126.96.36.199 Filing of affidavits of witnesses in evidence: not treated as evidence till tendered
According to Order XVIII(4) of the Code of Civil Procedure:
Recording of evidence.
(1) In every case, the examination-in-chief of a witness shall be on affidavit and copies thereof shall be supplied to the opposite party by the party who calls him for evidence:
Provided that where documents are filed and the parties rely upon the documents, the proof and admissibility of such documents which are filed along with an affidavit shall be subject to the orders of the Court.
- (1A) The affidavits of evidence of all witnesses whose evidence is proposed to be led by a party shall be filed simultaneously by that party at the time directed in the first Case Management Hearing.
- (1B) A party shall not lead additional evidence by the affidavit of any witness (including of a witness who has already filed an affidavit) unless sufficient cause is made out in an application for that purpose and an order, giving reasons, permitting such additional affidavit is passed by the Court.

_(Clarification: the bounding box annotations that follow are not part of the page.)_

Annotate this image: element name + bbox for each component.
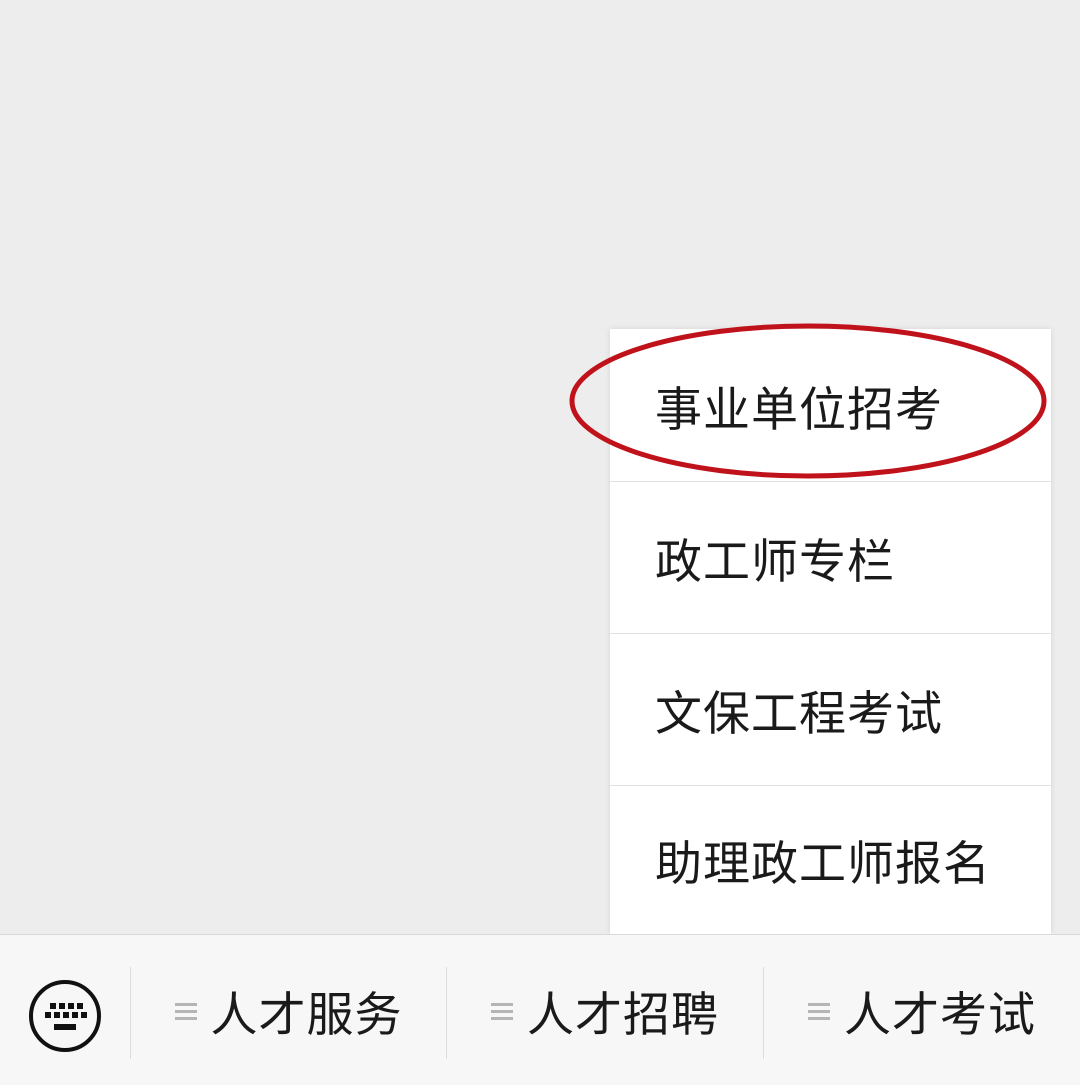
submenu-popup: 事业单位招考 政工师专栏 文保工程考试 助理政工师报名 bbox=[610, 329, 1051, 934]
menu-lines-icon bbox=[808, 1002, 830, 1020]
menu-talent-recruitment[interactable]: 人才招聘 bbox=[447, 935, 763, 1085]
keyboard-icon bbox=[29, 980, 101, 1052]
menu-talent-services[interactable]: 人才服务 bbox=[131, 935, 446, 1085]
submenu-item-assistant-political-engineer-registration[interactable]: 助理政工师报名 bbox=[610, 785, 1051, 934]
menu-label: 人才服务 bbox=[210, 988, 403, 1043]
menu-label: 人才考试 bbox=[844, 988, 1036, 1043]
menu-label: 人才招聘 bbox=[527, 988, 719, 1043]
submenu-item-political-engineer-column[interactable]: 政工师专栏 bbox=[610, 481, 1051, 633]
submenu-item-label: 助理政工师报名 bbox=[655, 837, 991, 892]
submenu-item-label: 文保工程考试 bbox=[655, 686, 943, 742]
menu-lines-icon bbox=[491, 1002, 513, 1020]
submenu-item-label: 政工师专栏 bbox=[655, 534, 895, 590]
bottom-menu-bar: 人才服务 人才招聘 人才考试 bbox=[0, 934, 1080, 1085]
submenu-item-heritage-engineering-exam[interactable]: 文保工程考试 bbox=[610, 633, 1051, 785]
menu-lines-icon bbox=[174, 1002, 197, 1020]
menu-talent-exams[interactable]: 人才考试 bbox=[764, 935, 1080, 1085]
submenu-item-label: 事业单位招考 bbox=[655, 382, 943, 438]
chat-screen: 事业单位招考 政工师专栏 文保工程考试 助理政工师报名 人才服务 人才招聘 人才… bbox=[0, 0, 1080, 1085]
submenu-item-public-institution-exam[interactable]: 事业单位招考 bbox=[610, 329, 1051, 481]
keyboard-toggle-button[interactable] bbox=[28, 979, 102, 1053]
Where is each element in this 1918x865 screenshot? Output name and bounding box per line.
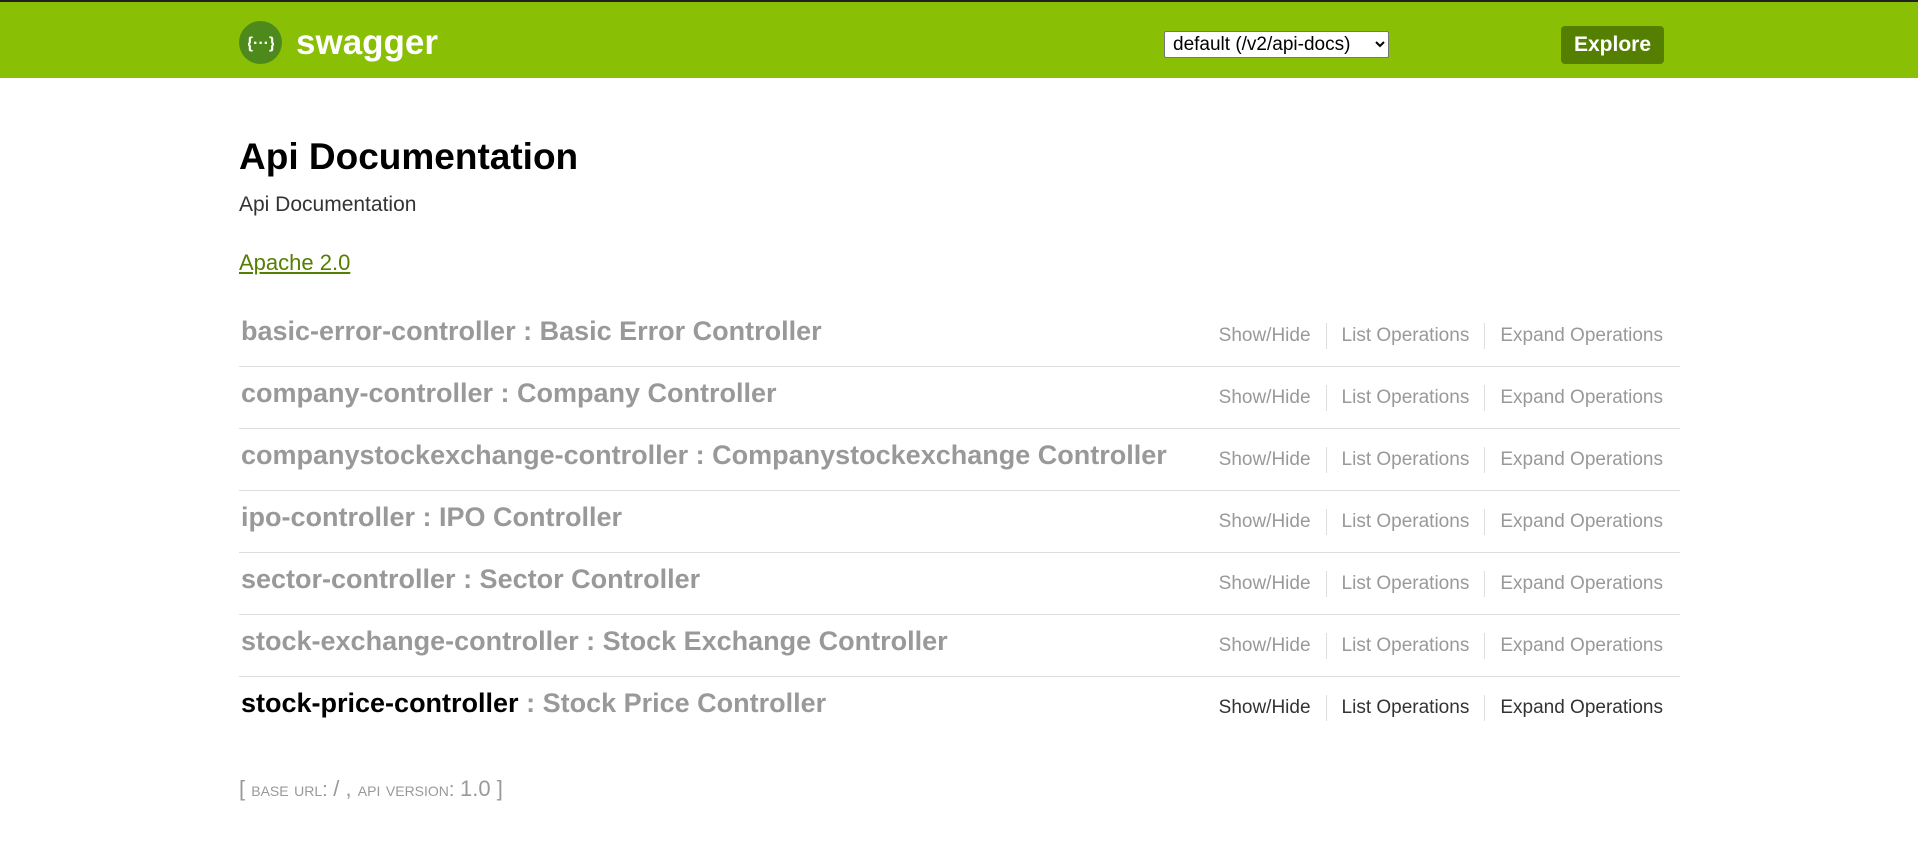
show-hide-link[interactable]: Show/Hide [1204,385,1326,411]
resource-name: companystockexchange-controller [241,440,689,470]
list-operations-link[interactable]: List Operations [1327,509,1485,535]
resource-description: : Company Controller [493,378,777,408]
resource-item-hovered: stock-price-controller : Stock Price Con… [239,677,1680,739]
resource-heading-link[interactable]: basic-error-controller : Basic Error Con… [241,316,822,347]
resource-item: basic-error-controller : Basic Error Con… [239,305,1680,367]
base-url-value: / [333,776,340,801]
header-bar: {···} swagger default (/v2/api-docs) Exp… [0,0,1918,78]
show-hide-link[interactable]: Show/Hide [1204,509,1326,535]
resource-heading-link[interactable]: sector-controller : Sector Controller [241,564,700,595]
expand-operations-link[interactable]: Expand Operations [1485,695,1663,721]
resource-name: company-controller [241,378,494,408]
expand-operations-link[interactable]: Expand Operations [1485,509,1663,535]
expand-operations-link[interactable]: Expand Operations [1485,633,1663,659]
resource-item: company-controller : Company Controller … [239,367,1680,429]
resource-description: : Stock Price Controller [518,688,827,718]
resource-description: : Stock Exchange Controller [578,626,948,656]
resource-list: basic-error-controller : Basic Error Con… [239,305,1680,739]
list-operations-link[interactable]: List Operations [1327,695,1485,721]
page-title: Api Documentation [239,136,579,177]
resource-description: : Companystockexchange Controller [688,440,1167,470]
expand-operations-link[interactable]: Expand Operations [1485,571,1663,597]
resource-item: stock-exchange-controller : Stock Exchan… [239,615,1680,677]
resource-name: stock-price-controller [241,688,519,718]
list-operations-link[interactable]: List Operations [1327,633,1485,659]
resource-operations: Show/Hide List Operations Expand Operati… [1204,447,1663,473]
label-colon: : [322,779,334,801]
swagger-braces-icon: {···} [239,21,282,64]
explore-button[interactable]: Explore [1561,26,1664,64]
header-inner: {···} swagger default (/v2/api-docs) Exp… [239,2,1664,80]
resource-operations: Show/Hide List Operations Expand Operati… [1204,509,1663,535]
swagger-logo-link[interactable]: {···} swagger [239,21,438,64]
resource-description: : Sector Controller [455,564,701,594]
resource-operations: Show/Hide List Operations Expand Operati… [1204,385,1663,411]
resource-item: sector-controller : Sector Controller Sh… [239,553,1680,615]
show-hide-link[interactable]: Show/Hide [1204,571,1326,597]
resource-operations: Show/Hide List Operations Expand Operati… [1204,571,1663,597]
list-operations-link[interactable]: List Operations [1327,385,1485,411]
logo-text: swagger [296,22,438,62]
label-colon: : [448,779,461,801]
close-bracket: ] [496,776,503,801]
show-hide-link[interactable]: Show/Hide [1204,695,1326,721]
expand-operations-link[interactable]: Expand Operations [1485,447,1663,473]
expand-operations-link[interactable]: Expand Operations [1485,323,1663,349]
list-operations-link[interactable]: List Operations [1327,571,1485,597]
base-url-label: base url [251,779,323,801]
resource-description: : Basic Error Controller [515,316,822,346]
resource-item: ipo-controller : IPO Controller Show/Hid… [239,491,1680,553]
api-version-value: 1.0 [460,776,491,801]
resource-name: stock-exchange-controller [241,626,579,656]
resource-heading-link[interactable]: stock-price-controller : Stock Price Con… [241,688,826,719]
resource-heading-link[interactable]: companystockexchange-controller : Compan… [241,440,1167,471]
resource-description: : IPO Controller [415,502,623,532]
resource-name: basic-error-controller [241,316,516,346]
resource-item: companystockexchange-controller : Compan… [239,429,1680,491]
list-operations-link[interactable]: List Operations [1327,323,1485,349]
resource-operations: Show/Hide List Operations Expand Operati… [1204,695,1663,721]
resource-operations: Show/Hide List Operations Expand Operati… [1204,633,1663,659]
list-operations-link[interactable]: List Operations [1327,447,1485,473]
show-hide-link[interactable]: Show/Hide [1204,323,1326,349]
show-hide-link[interactable]: Show/Hide [1204,447,1326,473]
api-version-label: api version [357,779,449,801]
show-hide-link[interactable]: Show/Hide [1204,633,1326,659]
spec-select[interactable]: default (/v2/api-docs) [1164,31,1389,58]
resource-name: ipo-controller [241,502,415,532]
resource-operations: Show/Hide List Operations Expand Operati… [1204,323,1663,349]
main-content: Api Documentation Api Documentation Apac… [239,78,1680,804]
resource-heading-link[interactable]: stock-exchange-controller : Stock Exchan… [241,626,948,657]
open-bracket: [ [239,776,246,801]
expand-operations-link[interactable]: Expand Operations [1485,385,1663,411]
svg-text:{···}: {···} [248,35,274,52]
resource-heading-link[interactable]: company-controller : Company Controller [241,378,777,409]
base-url-info: [ base url: / , api version: 1.0 ] [239,776,503,801]
resource-name: sector-controller [241,564,456,594]
api-description: Api Documentation [239,193,417,216]
resource-heading-link[interactable]: ipo-controller : IPO Controller [241,502,622,533]
license-link[interactable]: Apache 2.0 [239,250,350,276]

- (1C) A party shall however have the right to withdraw any of the affidavits so filed at any time prior to commencement of cross-examination of that witness, without any adverse inference being drawn based on such withdrawal: Provided that any other party shall be entitled to tender as evidence and rely upon any admission made in such withdrawn affidavit.
As per Section 1 of the Indian Evidence Act, 1872, affidavits are not included in the ambit of “evidence.” Thus, typically, the affidavit of the witness goes through the process of “tendering” – the witness is put on oath and affirms the contents of the affidavit, and, thus, the affidavit contents effectively become oral evidence. Such oral evidence is normally taken into consideration by the court when facts need to be proved.